Selain pedagang eceran di pinggir jalan, kelangkaan BBM juga dimanfaatkan oleh sejumlah pemilik angkutan umum. Berdasarkan laporan masyarakat, terdapat oknum sopir angkot yang mengisi tangki kendaraan hingga penuh di SPBU, kemudian menyedot BBM tersebut di rumah untuk dijual kembali secara eceran dengan harga tinggi.

Modus ini tidak hanya merugikan masyarakat, tetapi juga berpotensi menyalahi aturan distribusi BBM bersubsidi.

Kondisi pedesaan yang jauh dari SPBU membuat masyarakat tidak memiliki banyak pilihan. Mereka tetap membeli Pertalite dengan harga tinggi demi menjalankan aktivitas harian seperti:

  • Mengangkut hasil pertanian
  • Berangkat bekerja
  • Mengantar anak sekolah
  • Mengakses layanan kesehatan

“Walaupun mahal, apa boleh buat. Kami tetap butuh minyak untuk bekerja,” ujar seorang warga Hatonduhan yang ditemui di salah satu kios eceran.
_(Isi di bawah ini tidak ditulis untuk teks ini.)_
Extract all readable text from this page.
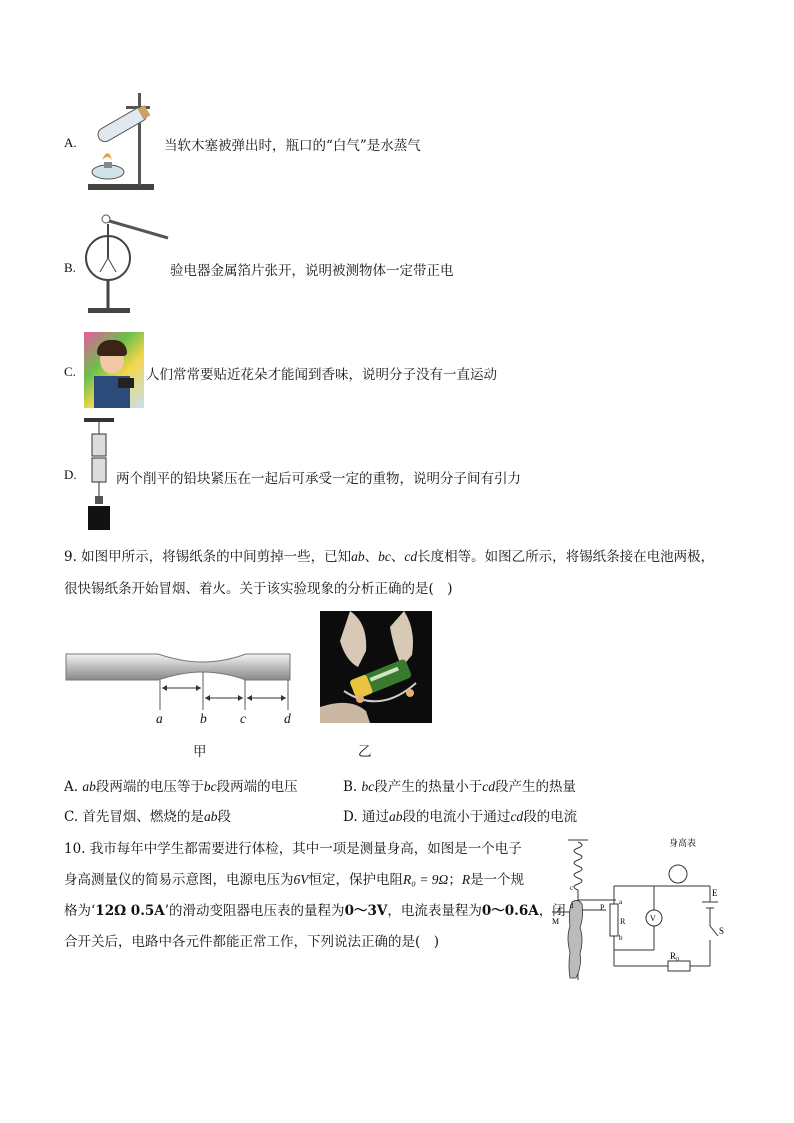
A.	当软木塞被弹出时，瓶口的“白气”是水蒸气
B.	验电器金属箔片张开，说明被测物体一定带正电
C.	人们常常要贴近花朵才能闻到香味，说明分子没有一直运动
D.	两个削平的铅块紧压在一起后可承受一定的重物，说明分子间有引力
9. 如图甲所示，将锡纸条的中间剪掉一些，已知ab、bc、cd长度相等。如图乙所示，将锡纸条接在电池两极，
很快锡纸条开始冒烟、着火。关于该实验现象的分析正确的是(　)
a	b c	d
甲	乙
A. ab段两端的电压等于bc段两端的电压	B. bc段产生的热量小于cd段产生的热量
C. 首先冒烟、燃烧的是ab段	D. 通过ab段的电流小于通过cd段的电流
10. 我市每年中学生都需要进行体检，其中一项是测量身高，如图是一个电子
身高测量仪的简易示意图，电源电压为6V恒定，保护电阻R₀ = 9Ω；R是一个规
格为‘12Ω 0.5A’的滑动变阻器电压表的量程为0～3V，电流表量程为0～0.6A，闭
合开关后，电路中各元件都能正常工作，下列说法正确的是(　)
身高表
E
S
R₀
R
P
M
a
b
c
d
V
Harga BBM yang melambung juga berdampak pada naiknya biaya transportasi, berkurangnya pendapatan petani, dan terhambatnya aktivitas ekonomi masyarakat.
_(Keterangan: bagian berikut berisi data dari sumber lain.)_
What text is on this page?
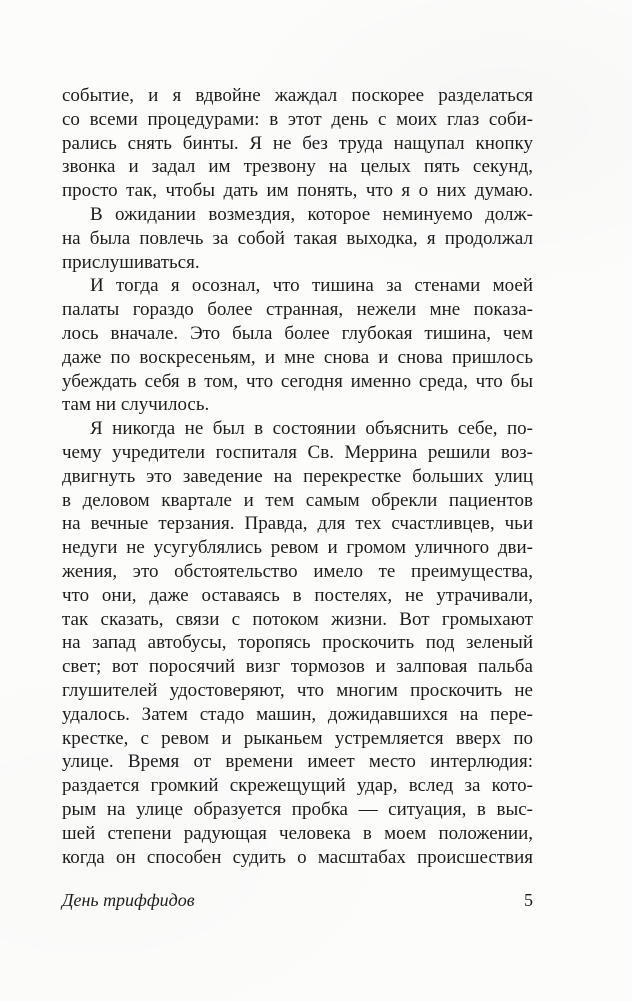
событие, и я вдвойне жаждал поскорее разделаться
со всеми процедурами: в этот день с моих глаз соби-
рались снять бинты. Я не без труда нащупал кнопку
звонка и задал им трезвону на целых пять секунд,
просто так, чтобы дать им понять, что я о них думаю.
В ожидании возмездия, которое неминуемо долж-
на была повлечь за собой такая выходка, я продолжал
прислушиваться.
И тогда я осознал, что тишина за стенами моей
палаты гораздо более странная, нежели мне показа-
лось вначале. Это была более глубокая тишина, чем
даже по воскресеньям, и мне снова и снова пришлось
убеждать себя в том, что сегодня именно среда, что бы
там ни случилось.
Я никогда не был в состоянии объяснить себе, по-
чему учредители госпиталя Св. Меррина решили воз-
двигнуть это заведение на перекрестке больших улиц
в деловом квартале и тем самым обрекли пациентов
на вечные терзания. Правда, для тех счастливцев, чьи
недуги не усугублялись ревом и громом уличного дви-
жения, это обстоятельство имело те преимущества,
что они, даже оставаясь в постелях, не утрачивали,
так сказать, связи с потоком жизни. Вот громыхают
на запад автобусы, торопясь проскочить под зеленый
свет; вот поросячий визг тормозов и залповая пальба
глушителей удостоверяют, что многим проскочить не
удалось. Затем стадо машин, дожидавшихся на пере-
крестке, с ревом и рыканьем устремляется вверх по
улице. Время от времени имеет место интерлюдия:
раздается громкий скрежещущий удар, вслед за кото-
рым на улице образуется пробка — ситуация, в выс-
шей степени радующая человека в моем положении,
когда он способен судить о масштабах происшествия
День триффидов	5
Warga berharap pemerintah Kabupaten Simalungun, pemerintah provinsi, serta aparat penegak hukum dapat segera turun tangan untuk:

  • menstabilkan pasokan BBM di Kecamatan Hatonduhan,
  • menindak praktik penimbunan dan permainan harga,
  • serta memastikan pendistribusian BBM mengikuti aturan yang berlaku.

Masyarakat menilai, kelangkaan BBM tidak boleh dibiarkan menjadi celah bagi pedagang nakal untuk meraup keuntungan di tengah bencana yang sedang dihadapi banyak daerah di Sumatera Utara.

Kelangkaan BBM dan melonjaknya harga Pertalite di Kecamatan Hatonduhan menjadi peringatan keras tentang pentingnya pengawasan ketat terhadap distribusi energi, terutama di wilayah yang jauh dari pusat kota. Pemerintah diharapkan dapat mengambil langkah cepat dan strategis agar masyarakat pedesaan tidak terus menjadi korban spekulasi dan permainan harga oleh oknum yang tidak bertanggung jawab.